The meme I’ve joined in that suggests there’s something Nixonian about Chris Christie got an explanatory boost today from Jonathan Chait, who notes that a “bullying” willingness to reward allies and punish enemies can be a tangible asset in bipartisan deal-cutting:
There’s no reason why a politician can’t abuse power and cooperate with the other party. Richard Nixon may offer the consummate example here. Nixon has to be judged according to the standard of his day, when the two parties cooperated more closely on economic policy, and the center of ideological gravity sat far to the left of where it does now. Even so, Nixon happily cut deals with Democrats in Congress, signing bills that created the Environmental Protection Agency and the Occupational Safety and Health Administration; expanded food stamps, Medicaid, and Social Security; and proposed universal health insurance and a minimum basic income.
Working with a legislature controlled by the opposite party is a shrewd way for an executive to maximize his power and influence. Genuine ideological opposition may prevent such deals, but if your only goal is power and influence, then you’re less likely to let that stop you. Indeed, the sort of threats and rewards Christie characteristically deploys would have little force if he were reliably partisan. It is only his willingness to cross party lines to help pliant Democrats — or punish disagreeable Republicans, like Tom Kean Jr. — that gives him the flexibility to be an effective bully.

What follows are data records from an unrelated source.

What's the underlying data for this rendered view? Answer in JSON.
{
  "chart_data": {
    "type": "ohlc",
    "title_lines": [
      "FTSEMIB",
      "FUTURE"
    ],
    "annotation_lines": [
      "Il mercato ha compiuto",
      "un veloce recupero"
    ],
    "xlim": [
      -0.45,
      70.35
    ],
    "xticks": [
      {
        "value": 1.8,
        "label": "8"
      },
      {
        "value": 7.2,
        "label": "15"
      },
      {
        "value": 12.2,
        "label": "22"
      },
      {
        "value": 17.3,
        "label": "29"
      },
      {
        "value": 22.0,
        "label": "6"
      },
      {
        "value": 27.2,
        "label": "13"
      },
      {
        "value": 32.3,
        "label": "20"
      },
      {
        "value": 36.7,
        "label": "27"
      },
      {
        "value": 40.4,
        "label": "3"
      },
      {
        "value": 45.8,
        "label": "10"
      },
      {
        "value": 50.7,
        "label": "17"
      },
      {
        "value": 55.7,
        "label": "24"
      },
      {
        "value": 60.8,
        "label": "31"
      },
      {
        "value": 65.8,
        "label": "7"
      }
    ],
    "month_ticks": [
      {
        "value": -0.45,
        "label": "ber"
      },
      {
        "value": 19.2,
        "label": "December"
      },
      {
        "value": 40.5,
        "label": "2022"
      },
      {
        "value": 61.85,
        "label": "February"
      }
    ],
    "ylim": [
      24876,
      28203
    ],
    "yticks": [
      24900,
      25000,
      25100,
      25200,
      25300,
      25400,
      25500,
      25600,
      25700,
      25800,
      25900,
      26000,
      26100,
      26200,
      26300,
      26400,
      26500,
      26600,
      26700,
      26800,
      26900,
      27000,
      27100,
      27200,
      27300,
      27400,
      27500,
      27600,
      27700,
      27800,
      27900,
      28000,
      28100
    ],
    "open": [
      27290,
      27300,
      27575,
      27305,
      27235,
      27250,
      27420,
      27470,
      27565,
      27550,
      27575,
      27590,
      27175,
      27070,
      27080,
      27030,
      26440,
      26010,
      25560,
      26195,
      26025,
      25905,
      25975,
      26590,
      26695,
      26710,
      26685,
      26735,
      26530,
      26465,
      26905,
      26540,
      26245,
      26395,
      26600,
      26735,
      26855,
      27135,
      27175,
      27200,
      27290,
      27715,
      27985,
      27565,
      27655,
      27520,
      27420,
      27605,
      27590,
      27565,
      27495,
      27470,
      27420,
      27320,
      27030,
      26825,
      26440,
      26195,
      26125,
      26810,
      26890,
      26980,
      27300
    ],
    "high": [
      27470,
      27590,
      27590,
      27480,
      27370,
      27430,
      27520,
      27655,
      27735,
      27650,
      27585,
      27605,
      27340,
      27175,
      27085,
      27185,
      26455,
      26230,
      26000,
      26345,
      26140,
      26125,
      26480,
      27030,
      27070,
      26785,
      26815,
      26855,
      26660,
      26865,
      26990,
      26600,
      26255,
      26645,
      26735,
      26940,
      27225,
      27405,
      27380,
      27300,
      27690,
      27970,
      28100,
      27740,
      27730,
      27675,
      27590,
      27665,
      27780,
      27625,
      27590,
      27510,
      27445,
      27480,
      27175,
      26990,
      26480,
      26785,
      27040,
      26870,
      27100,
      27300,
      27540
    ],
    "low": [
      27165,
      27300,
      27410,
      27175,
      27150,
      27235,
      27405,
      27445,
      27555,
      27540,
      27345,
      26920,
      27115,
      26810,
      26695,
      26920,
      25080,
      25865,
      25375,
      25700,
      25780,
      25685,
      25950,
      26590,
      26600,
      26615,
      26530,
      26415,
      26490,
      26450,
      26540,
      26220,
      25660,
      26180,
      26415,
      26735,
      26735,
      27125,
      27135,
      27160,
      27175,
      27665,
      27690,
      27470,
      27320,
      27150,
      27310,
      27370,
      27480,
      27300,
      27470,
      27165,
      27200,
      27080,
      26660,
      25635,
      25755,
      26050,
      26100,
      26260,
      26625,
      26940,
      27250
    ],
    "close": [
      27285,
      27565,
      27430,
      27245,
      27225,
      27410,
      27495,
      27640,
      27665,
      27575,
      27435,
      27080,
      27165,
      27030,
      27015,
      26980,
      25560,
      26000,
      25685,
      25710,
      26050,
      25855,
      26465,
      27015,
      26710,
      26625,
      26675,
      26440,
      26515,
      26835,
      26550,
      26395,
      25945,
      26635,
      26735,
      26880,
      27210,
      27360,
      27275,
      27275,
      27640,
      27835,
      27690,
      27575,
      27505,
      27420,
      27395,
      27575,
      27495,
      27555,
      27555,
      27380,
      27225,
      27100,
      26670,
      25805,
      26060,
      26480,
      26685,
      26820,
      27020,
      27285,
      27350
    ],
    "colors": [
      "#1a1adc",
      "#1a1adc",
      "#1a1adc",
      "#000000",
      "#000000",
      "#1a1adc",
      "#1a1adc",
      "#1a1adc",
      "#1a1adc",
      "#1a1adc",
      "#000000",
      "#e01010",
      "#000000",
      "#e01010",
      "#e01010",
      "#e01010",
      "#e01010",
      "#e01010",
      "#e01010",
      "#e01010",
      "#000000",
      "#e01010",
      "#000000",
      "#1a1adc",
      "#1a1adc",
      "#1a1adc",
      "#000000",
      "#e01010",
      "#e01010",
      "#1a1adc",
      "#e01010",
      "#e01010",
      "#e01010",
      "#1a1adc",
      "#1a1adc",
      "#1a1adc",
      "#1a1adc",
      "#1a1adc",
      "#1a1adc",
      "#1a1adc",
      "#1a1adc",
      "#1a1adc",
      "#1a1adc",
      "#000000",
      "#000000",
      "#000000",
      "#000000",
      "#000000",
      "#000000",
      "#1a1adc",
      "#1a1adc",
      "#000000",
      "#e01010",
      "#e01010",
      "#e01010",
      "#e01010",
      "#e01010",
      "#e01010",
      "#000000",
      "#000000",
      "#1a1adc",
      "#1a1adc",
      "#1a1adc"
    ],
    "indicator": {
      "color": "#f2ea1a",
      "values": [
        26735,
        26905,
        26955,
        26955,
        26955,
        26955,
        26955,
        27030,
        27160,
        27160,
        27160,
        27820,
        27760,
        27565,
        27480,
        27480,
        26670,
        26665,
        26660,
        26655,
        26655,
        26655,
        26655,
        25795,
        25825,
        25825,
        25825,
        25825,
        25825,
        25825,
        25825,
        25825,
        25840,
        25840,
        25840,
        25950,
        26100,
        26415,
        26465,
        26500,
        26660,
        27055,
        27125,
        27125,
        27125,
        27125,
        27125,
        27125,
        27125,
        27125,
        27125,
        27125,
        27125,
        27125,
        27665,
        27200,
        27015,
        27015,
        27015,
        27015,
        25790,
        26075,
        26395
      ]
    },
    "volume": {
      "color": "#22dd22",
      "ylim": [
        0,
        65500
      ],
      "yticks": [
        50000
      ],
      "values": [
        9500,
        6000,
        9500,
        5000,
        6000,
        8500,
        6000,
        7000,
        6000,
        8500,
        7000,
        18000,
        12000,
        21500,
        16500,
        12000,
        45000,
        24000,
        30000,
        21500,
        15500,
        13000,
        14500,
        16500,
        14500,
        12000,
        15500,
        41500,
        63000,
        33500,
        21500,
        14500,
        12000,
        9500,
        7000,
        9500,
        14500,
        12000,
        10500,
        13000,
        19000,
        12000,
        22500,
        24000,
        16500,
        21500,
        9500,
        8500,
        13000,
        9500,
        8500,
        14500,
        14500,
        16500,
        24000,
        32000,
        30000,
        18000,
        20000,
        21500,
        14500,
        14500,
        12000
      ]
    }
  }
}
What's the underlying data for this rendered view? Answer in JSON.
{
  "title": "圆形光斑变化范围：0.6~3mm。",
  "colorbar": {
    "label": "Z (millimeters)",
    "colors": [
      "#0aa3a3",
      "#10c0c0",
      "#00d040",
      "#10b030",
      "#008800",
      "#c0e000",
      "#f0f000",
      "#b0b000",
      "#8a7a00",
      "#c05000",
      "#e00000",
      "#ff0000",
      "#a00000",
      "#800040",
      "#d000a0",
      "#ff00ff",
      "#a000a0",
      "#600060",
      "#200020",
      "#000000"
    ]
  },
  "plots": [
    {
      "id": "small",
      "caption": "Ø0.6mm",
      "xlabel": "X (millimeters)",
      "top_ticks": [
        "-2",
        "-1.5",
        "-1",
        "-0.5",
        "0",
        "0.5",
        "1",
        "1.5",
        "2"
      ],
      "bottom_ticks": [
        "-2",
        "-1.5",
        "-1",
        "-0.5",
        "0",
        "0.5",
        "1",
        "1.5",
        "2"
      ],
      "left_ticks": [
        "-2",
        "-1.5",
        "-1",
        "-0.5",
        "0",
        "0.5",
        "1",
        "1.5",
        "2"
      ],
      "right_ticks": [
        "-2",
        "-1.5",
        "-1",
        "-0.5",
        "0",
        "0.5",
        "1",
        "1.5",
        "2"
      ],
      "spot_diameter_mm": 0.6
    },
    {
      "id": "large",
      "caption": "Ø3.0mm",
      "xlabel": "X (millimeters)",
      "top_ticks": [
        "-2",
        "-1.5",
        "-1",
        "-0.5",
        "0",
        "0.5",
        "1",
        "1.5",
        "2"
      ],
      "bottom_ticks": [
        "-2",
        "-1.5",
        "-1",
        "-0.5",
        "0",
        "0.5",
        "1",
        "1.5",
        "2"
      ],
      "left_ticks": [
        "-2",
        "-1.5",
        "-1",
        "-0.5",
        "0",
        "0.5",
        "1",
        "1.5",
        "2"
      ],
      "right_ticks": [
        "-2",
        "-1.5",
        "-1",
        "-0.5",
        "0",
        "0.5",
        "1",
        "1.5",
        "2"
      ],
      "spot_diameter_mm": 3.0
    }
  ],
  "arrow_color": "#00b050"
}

A reliable partisan would be locked into alliances with his fellow partisans, and locked into rivalries with the opposing party.
This last observation, of course, explains why hard-core conservative loath Christie: they view “unprincipled” deal-cutting with the “enemy” as inherently corrupt, whether or not money or some other sleazy inducement changes hands. So even if Christie is cleared of technical wrong-doing, his outreach to Democrats, public or private, indicts him permanently as a crook in the eyes of the people who may soon be passing judgment on presidential candidates.